Even if it didn't completely solve the problem, if effective, it could make a real difference.

They have an animation of this that's well worth watching here. If it doesn't work, the link above (EDDE) has it there as well.

7 comments:

  • Roy
     

    I'd heard people complain about all our "junk" floating around out there, but until I watched that animation I didn't realize there was so much of it! I guess it might be a good idea to clean some of it out, huh?

    Sounds like you had a successful conference. Good deal!

  • Jeff King
     

    I agree with Roy, you don't get the full idea of how much stuff is out there, and what it can do...

    sounds like it went good.

  • Dr. Cheryl Carvajal
     

    How awesome an idea is that! I admit I'd feel a lot better seeing people fly up there knowing we'd cleaned up a bunch of the crap we've spewed up there over the last century.

  • Aron Sora
     

    but, isn't it more risky to deorbit the large pieces of junk. I know most of the equipment we put up there would burn up, but I know of a few deorbited satellites that crashed into the ground and we had to blow up one satellite because it had a toxic fuel. Thus, they would need a detailed catalog of the junk they are dealing with and maybe a space station to deal with the biggest and toxic systems.

  • Stephanie Barr
     

    These things are all going to come down uncontrolled anyway (and this system, supposedly, will allow for a more controlled reentry process as well - still to be demonstrated).

    If something is desperately large, theoretically, one can give it a kick to encourage it to land somewhere benign. The satellite filled with toxic fuel was a fluke, by the way, and there are many who think it was shot down more to demonstrate a capability rather than necessity (noting it was hard on the heels of China's demonstration).
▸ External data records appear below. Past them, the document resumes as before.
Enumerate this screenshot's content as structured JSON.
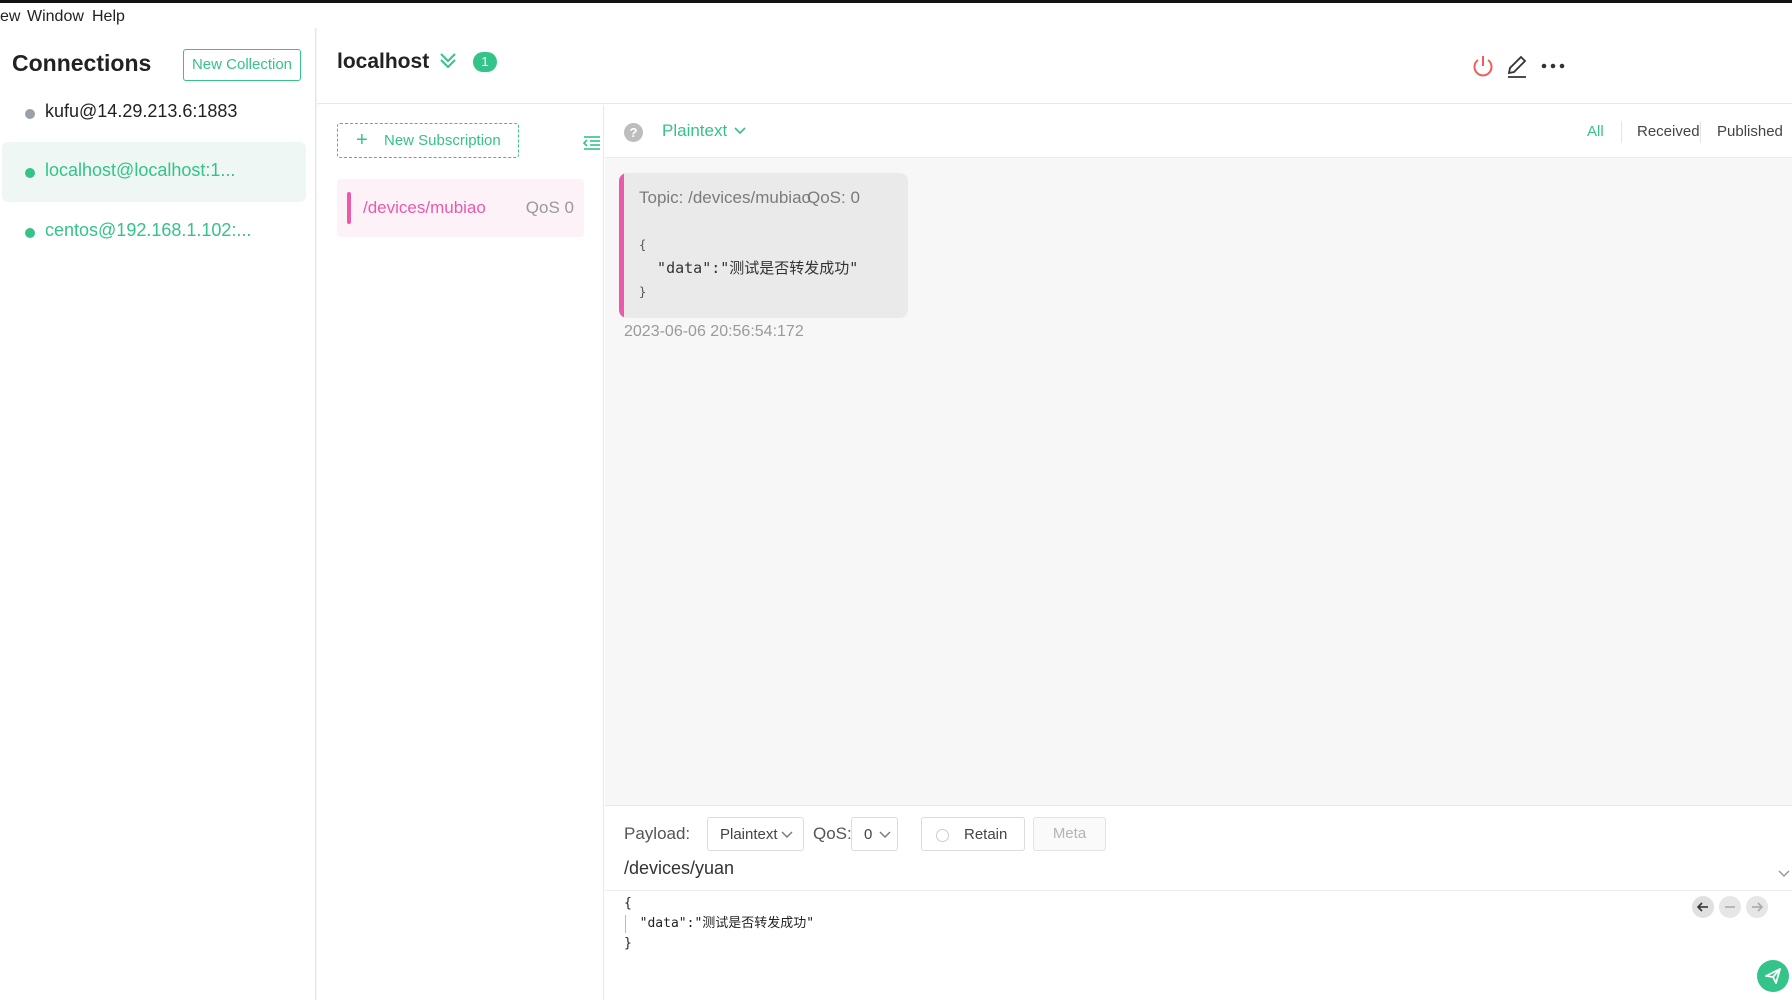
{
  "menu": {
    "items": [
      "ew",
      "Window",
      "Help"
    ]
  },
  "sidebar": {
    "title": "Connections",
    "new_collection_label": "New Collection",
    "connections": [
      {
        "label": "kufu@14.29.213.6:1883",
        "status_color": "#9aa0a6",
        "text_color": "#222222",
        "active": false
      },
      {
        "label": "localhost@localhost:1...",
        "status_color": "#34c388",
        "text_color": "#34c388",
        "active": true
      },
      {
        "label": "centos@192.168.1.102:...",
        "status_color": "#34c388",
        "text_color": "#34c388",
        "active": false
      }
    ]
  },
  "header": {
    "title": "localhost",
    "badge": "1",
    "icons": [
      "double-chevron-down-icon",
      "power-icon",
      "edit-icon",
      "more-icon"
    ]
  },
  "subscriptions": {
    "new_label": "New Subscription",
    "items": [
      {
        "topic": "/devices/mubiao",
        "qos": "QoS 0",
        "color": "#ea5aaa"
      }
    ]
  },
  "messages": {
    "help": "?",
    "format": "Plaintext",
    "filters": [
      "All",
      "Received",
      "Published"
    ],
    "active_filter": "All",
    "list": [
      {
        "topic": "Topic: /devices/mubiao",
        "qos": "QoS: 0",
        "line1": "{",
        "line2": "  \"data\":\"测试是否转发成功\"",
        "line3": "}",
        "time": "2023-06-06 20:56:54:172"
      }
    ]
  },
  "publish": {
    "payload_label": "Payload:",
    "payload_format": "Plaintext",
    "qos_label": "QoS:",
    "qos_value": "0",
    "retain_label": "Retain",
    "meta_label": "Meta",
    "topic": "/devices/yuan",
    "payload_line1": "{",
    "payload_line2": "  \"data\":\"测试是否转发成功\"",
    "payload_line3": "}"
  },
  "colors": {
    "accent": "#34c388",
    "topic_pink": "#ea5aaa",
    "power_red": "#f15c5c"
  }
}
However, having a satellite go defunct still full to bursting with fuel is unusual and, in most cases, even toxic fuel will burn up nicely in orbit.

    One exception and something we should check out first: any satellites with nuclear fuel as "burning up" will do nothing to neutralize it and we'd be spreading it over a large area. For that reason alone, it's a question worth asking: is there something that poses a danger during reentry. So, Aron, it's a good question.

  • The Mother
     

    Wouldn't the smaller pieces accrete over time, allowing them to be more accessible to removal?

    Or just burn up as they lose altitude.

  • Stephanie Barr
     

    Geez, the Mother, I had to look up the word accrete.

    Actually, in space, things don't clump together. Usually, things are going so fast (relative to each other up to 18 km/s) that they are far more likely to break each other into smaller pieces than glom together into bigger pieces. (Glues/adhesives and the like do very poorly in vacuum and the temperature extremes, by the way).

    Smaller items, however, once they've worked themselves into a low enough orbit to interact with the vestiges of the atmosphere tend to deorbit faster than larger objects. It's a surface area to mass ratio thing.